The sample that was added with the ninhydrin solution showed a yellow colored reaction but it was supposed to manifest a violet color. The ninhydrin solution might be contaminated so the test showed a wrong result.

Ninhydrin is a chemical used to detect ammonia or primary and secondary amines. When reacting with these free amines, a deep blue or purple color known as Ruhemann’s purple is evolved. The Xanthroproteic test is a test for proteins in which a yellow color forms on addition of conc. nitric acid and the color turns orange when made alkaline. Millon’s test is an analytical reagent used to detect the presence of soluble proteins.

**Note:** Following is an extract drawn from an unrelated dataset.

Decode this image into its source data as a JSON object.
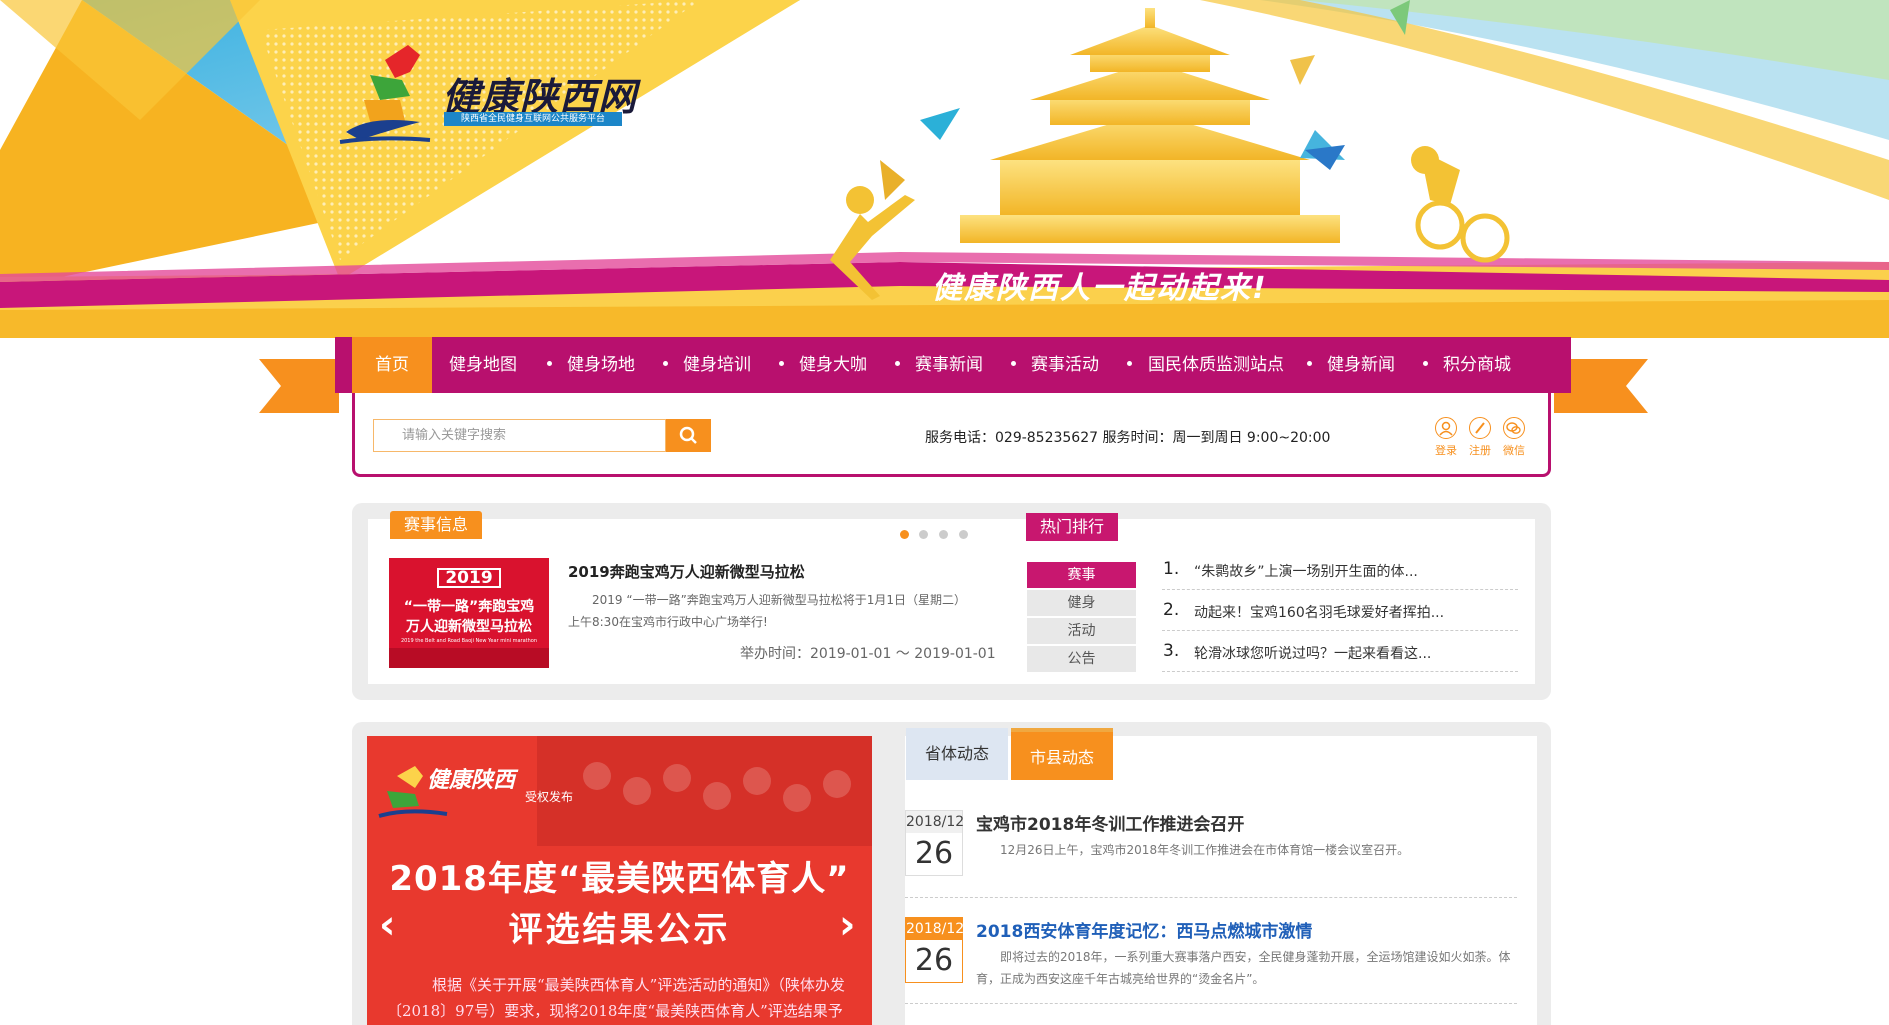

A few drops of the reagent are added to the test solution, which is then heated gently. A reddish-brown coloration or precipitate indicates the presence of tyrosine residue which occur in nearly all proteins The hopkins-cole test is used to determine the presence of the amino acid tryptophan. Tryptophan has an indole nucleus which is responsible for the violet ring found at the junction between the two layers. It produces a purple ring at the point of contact of the two liquids.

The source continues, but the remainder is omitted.